CFFL Interns work with Sewanee students Crystal and Bernice on a survey for Zanmi Kafe. Photo by Deborah McGrath.

As Cecelia Ahern once wrote, “Home is not a place. . . it’s a feeling.” No truer words could have described my experience as our group of six traveled to Haiti to begin our journey for the summer. All semester long, we had been preparing for this trip, but as the final days leading up to it approached, my many fears and reservations I had been suppressing finally surfaced.

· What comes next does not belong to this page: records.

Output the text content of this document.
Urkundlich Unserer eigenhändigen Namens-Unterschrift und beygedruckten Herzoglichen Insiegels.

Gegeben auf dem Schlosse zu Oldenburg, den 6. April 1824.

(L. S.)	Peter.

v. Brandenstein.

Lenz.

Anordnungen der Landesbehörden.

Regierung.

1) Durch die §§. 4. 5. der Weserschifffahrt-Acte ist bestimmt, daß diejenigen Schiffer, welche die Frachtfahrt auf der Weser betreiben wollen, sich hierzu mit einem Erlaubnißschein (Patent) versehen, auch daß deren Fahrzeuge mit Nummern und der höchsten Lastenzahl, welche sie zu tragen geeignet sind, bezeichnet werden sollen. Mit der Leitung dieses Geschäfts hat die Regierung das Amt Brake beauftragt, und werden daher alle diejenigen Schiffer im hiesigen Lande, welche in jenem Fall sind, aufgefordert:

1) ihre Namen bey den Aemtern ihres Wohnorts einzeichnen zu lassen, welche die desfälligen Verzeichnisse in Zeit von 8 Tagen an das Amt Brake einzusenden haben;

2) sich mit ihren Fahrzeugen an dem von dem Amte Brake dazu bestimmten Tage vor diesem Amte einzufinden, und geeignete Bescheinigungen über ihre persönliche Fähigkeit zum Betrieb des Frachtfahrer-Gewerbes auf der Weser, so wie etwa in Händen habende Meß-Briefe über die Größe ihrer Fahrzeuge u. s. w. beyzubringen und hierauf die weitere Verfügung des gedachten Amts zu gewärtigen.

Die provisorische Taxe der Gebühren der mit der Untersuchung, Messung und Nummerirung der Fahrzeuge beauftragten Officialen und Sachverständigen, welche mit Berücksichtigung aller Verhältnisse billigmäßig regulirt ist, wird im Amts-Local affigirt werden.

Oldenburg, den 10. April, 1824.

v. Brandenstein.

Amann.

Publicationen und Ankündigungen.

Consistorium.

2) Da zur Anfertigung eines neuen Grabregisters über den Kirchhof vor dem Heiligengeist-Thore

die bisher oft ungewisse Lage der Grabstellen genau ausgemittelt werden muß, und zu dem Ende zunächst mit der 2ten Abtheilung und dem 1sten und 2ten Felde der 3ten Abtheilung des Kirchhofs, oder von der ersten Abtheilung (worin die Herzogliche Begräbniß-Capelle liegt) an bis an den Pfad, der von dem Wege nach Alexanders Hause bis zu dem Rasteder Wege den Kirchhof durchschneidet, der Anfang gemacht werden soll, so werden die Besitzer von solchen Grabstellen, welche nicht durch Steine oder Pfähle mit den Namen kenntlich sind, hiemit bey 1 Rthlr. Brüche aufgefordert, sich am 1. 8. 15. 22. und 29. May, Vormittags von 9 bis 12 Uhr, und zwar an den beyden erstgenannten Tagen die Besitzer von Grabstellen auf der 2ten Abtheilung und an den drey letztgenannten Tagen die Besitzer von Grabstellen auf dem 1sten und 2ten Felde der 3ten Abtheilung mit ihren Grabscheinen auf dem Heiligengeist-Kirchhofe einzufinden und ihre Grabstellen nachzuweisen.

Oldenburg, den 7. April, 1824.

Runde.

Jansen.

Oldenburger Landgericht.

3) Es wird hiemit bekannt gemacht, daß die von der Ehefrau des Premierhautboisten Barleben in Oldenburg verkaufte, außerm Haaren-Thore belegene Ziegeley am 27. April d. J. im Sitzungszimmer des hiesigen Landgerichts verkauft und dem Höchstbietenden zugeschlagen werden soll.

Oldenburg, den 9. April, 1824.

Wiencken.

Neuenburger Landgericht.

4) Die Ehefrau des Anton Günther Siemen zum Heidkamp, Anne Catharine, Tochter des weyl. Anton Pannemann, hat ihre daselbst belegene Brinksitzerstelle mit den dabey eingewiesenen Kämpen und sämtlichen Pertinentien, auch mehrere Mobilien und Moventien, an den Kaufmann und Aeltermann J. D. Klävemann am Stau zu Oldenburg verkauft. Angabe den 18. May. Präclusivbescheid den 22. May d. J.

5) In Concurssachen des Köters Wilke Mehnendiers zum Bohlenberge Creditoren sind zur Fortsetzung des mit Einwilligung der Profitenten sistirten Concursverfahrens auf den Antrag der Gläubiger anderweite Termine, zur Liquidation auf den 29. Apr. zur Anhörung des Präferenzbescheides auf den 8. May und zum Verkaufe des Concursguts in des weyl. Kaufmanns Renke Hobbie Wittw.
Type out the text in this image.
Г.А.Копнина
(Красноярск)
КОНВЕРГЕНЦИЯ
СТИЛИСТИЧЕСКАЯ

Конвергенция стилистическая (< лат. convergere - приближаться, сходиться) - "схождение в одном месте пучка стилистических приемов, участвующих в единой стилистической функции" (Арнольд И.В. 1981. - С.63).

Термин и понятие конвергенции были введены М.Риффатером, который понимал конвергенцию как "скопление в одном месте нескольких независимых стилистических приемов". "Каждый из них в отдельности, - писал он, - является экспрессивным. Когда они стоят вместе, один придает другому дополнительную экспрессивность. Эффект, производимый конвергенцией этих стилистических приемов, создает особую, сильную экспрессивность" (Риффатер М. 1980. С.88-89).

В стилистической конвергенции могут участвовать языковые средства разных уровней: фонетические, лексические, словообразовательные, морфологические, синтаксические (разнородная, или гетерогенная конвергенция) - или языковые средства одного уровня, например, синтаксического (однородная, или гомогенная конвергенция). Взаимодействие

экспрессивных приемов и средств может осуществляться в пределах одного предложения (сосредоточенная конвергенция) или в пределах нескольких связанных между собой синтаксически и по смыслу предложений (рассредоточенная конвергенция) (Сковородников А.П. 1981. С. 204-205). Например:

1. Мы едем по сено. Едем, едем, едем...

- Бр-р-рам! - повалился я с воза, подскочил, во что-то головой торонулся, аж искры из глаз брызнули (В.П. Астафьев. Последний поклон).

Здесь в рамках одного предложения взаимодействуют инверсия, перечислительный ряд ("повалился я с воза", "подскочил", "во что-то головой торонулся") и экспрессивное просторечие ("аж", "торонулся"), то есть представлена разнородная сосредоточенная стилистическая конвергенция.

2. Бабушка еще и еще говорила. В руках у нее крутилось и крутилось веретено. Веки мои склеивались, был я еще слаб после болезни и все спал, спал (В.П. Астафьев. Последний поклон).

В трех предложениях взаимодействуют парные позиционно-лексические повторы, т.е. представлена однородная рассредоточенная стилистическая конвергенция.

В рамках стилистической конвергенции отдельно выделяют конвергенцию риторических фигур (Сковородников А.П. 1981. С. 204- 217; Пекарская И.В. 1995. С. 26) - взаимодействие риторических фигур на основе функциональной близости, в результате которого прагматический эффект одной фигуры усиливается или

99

Growing up in a Haitian household, I have constantly been exposed to the language, the food, the music, and many of the cultural customs, but I have never been able to reproduce it myself. For instance, I recognize the meals we have been eating and can understand when others speak Creole quite well, but cooking and speaking it myself… that’s just out of the question.

I realized about two weeks out that while I was excited to fully embrace my motherland, I was scared that I would be rejected by it. Amazingly enough, my worries were for naught. Sitting in the terminal in Atlanta and just seeing all the Haitian faces ready to board the plane to Haiti, I felt a buzz of excitement in the air and a connection to all those around me. That sense of belonging only intensified as we flew over the beautiful mountains right before landing in Port-au-Prince. I was finally home.

An image from the hike up to Bois Jolie, the community where Zanmi Kafe works with a number of farmers.

Since being here, I’ve had many Haitians tell me that we are one in the same or that we are all family because of our shared heritage. They have patiently worked with me on my Creole, and we have even started cooking lessons! It’s been enlightening and humbling to be immersed in my culture while being part of an awesome project. By the time we leave, m’ap palé bon kreyòl et diri pap boulé nan men’m encòre (I’ll be able to speak Creole well and won’t burn rice anymore).